Sou Casado e Amo Minha Esposa
De frente para o círculo desenhado no espelho de um vaporoso banheiro, o quarentão Dalton se prepara para mais uma noite.
Perfume, check com borrifadas estratégicas.
Camisa social sob medida, meia aberta. Check com um botão aberto novamente.
Barba propositalmente por fazer. Check passando a mão no rosto como num legítimo anúncio da Gillete.
E por último e mais importante, a aliança. Check com uma baforada no dedo anular, na tentativa de fazer cintilar ainda mais o dourado do mini bambolê.
Avisou a mãe que estava de saída e caiu na noite - ou na night, quando a trabalho no Rio.
Há 12 anos que Dalton era um fiel marido e dedicado pai de uma família planejada nos mínimos detalhes para parecer existir. Seu matrimônio era tão bem construído que ele exalava a confiança de um homem bem casado. E as mulheres farejavam.

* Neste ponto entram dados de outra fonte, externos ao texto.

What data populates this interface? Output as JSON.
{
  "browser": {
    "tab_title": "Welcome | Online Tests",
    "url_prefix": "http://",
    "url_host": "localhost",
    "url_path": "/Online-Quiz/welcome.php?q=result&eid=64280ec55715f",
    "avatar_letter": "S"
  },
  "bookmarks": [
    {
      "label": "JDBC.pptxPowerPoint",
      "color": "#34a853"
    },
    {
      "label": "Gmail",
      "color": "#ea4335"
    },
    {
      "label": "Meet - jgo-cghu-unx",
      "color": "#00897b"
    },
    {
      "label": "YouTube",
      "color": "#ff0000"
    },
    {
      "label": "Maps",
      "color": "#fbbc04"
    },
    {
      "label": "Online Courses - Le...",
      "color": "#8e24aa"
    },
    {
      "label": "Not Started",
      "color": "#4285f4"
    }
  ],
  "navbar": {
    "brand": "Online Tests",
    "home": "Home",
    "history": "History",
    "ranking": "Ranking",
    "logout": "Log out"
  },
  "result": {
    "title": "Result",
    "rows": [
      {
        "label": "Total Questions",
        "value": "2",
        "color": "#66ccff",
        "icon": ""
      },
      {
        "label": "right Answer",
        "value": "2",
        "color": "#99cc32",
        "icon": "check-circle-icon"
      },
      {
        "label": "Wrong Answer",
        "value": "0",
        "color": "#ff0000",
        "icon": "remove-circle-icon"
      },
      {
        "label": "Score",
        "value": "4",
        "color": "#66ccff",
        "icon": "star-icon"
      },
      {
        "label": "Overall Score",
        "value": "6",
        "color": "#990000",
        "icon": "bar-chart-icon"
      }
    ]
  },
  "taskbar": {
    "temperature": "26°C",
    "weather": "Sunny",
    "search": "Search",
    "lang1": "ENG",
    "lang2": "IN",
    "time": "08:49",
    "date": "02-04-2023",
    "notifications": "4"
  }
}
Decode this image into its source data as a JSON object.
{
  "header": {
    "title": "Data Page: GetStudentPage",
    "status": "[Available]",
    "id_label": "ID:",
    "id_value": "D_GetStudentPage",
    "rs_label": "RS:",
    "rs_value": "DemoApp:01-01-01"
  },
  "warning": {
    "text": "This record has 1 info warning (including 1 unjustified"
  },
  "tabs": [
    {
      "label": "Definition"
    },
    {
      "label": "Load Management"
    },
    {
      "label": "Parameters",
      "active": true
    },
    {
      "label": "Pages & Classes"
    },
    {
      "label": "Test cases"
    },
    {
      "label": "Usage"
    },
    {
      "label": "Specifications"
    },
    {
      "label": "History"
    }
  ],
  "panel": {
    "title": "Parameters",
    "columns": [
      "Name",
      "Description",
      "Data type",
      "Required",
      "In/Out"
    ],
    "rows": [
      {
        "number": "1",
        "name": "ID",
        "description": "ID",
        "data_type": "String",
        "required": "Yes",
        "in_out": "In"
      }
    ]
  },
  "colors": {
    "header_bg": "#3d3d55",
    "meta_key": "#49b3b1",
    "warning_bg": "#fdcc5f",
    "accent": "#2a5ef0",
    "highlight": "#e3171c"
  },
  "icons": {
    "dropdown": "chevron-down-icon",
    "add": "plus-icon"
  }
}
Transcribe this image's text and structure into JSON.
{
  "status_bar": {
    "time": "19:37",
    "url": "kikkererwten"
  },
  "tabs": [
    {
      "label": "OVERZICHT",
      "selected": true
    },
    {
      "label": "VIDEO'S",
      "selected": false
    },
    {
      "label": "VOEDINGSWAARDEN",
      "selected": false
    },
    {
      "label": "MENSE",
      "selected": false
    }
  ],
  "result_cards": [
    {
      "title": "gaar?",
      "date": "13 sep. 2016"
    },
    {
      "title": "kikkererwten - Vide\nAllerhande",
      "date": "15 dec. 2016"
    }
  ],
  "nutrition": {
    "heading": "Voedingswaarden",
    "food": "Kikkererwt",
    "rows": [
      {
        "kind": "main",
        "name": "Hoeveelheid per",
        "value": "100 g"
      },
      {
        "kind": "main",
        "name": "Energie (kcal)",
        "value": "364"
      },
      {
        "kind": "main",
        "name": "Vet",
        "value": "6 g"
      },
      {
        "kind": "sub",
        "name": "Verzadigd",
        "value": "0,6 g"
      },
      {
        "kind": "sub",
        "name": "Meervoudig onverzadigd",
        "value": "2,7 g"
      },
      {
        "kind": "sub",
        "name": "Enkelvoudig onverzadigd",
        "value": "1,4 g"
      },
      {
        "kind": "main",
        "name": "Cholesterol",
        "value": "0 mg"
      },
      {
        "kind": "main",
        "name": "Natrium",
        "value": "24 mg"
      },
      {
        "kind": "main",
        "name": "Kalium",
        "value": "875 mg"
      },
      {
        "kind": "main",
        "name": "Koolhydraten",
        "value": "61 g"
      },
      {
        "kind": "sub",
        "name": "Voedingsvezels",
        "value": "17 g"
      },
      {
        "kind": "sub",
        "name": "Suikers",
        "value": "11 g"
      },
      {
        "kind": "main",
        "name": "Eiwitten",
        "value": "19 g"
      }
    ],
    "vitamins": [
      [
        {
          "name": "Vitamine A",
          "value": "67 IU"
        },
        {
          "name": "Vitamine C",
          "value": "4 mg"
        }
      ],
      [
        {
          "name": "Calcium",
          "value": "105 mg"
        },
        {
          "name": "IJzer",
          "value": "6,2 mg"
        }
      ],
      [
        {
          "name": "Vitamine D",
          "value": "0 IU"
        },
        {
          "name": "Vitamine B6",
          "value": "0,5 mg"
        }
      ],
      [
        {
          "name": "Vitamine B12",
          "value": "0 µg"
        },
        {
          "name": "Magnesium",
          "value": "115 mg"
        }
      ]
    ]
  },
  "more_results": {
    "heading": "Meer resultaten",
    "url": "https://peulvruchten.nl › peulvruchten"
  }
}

Na sua mesa de trabalho, um belo porta-retrato emoldurava Juninho, o seu moleque de 11 anos fã de futebol que ele encontrou numa rápida busca no Getty Images. “Vai dar trabalho esse menino”, dizia o paizão orgulhoso. No fundo de tela, Aninha. A princesa do papai. Recortada e escaneada de um anúncio de sabão em pó.
Nos intervalos do cafezinho, arrancava suspiros femininos detalhando o quanto se apaixonava toda dia por sua esposa. Do quanto gostava do seu rosto amassado logo cedo. E como há 12 anos o seu despertador era cobri-la de beijinhos.
“- A meta é mais difícil que a desse mês: cobrir 100% do seu corpo, só de beijos”
E ria com a roda de mulheres, sustentando o olhar por pouco mais de 3 segundos com a nova contratada do departamento financeiro.
Obviamente, era um sucesso. Romântico, marido dedicado, bem sucedido. O perfil de homem que abarrota a caixa de entrada de Santo Antônio.
Com seu terno bem cortado e aliança bem colocada, enlouquecia as mulheres com o bônus de ser inalcançável.
Afinal, por trás dessa imagem Dalton era um sedutor. Um sedutor discreto. Com olhares firmes, mas rápidos. Sem o desespero imediatista do solteiro, contava com a tranquilidade de um homem casado, bem resolvido. E com a descrição de um mineiro, “fazia a rapa na firma”- palavras de Josias, seu porteiro e único confidente.
Nada de carros importados ou passeios extravagantes, Dalton impressionava pela aliança. Aliás, o primeiro adereço a colocar no seu Renault Scenic vinho foi um adesivo de “bebê a bordo” no vidro traseiro.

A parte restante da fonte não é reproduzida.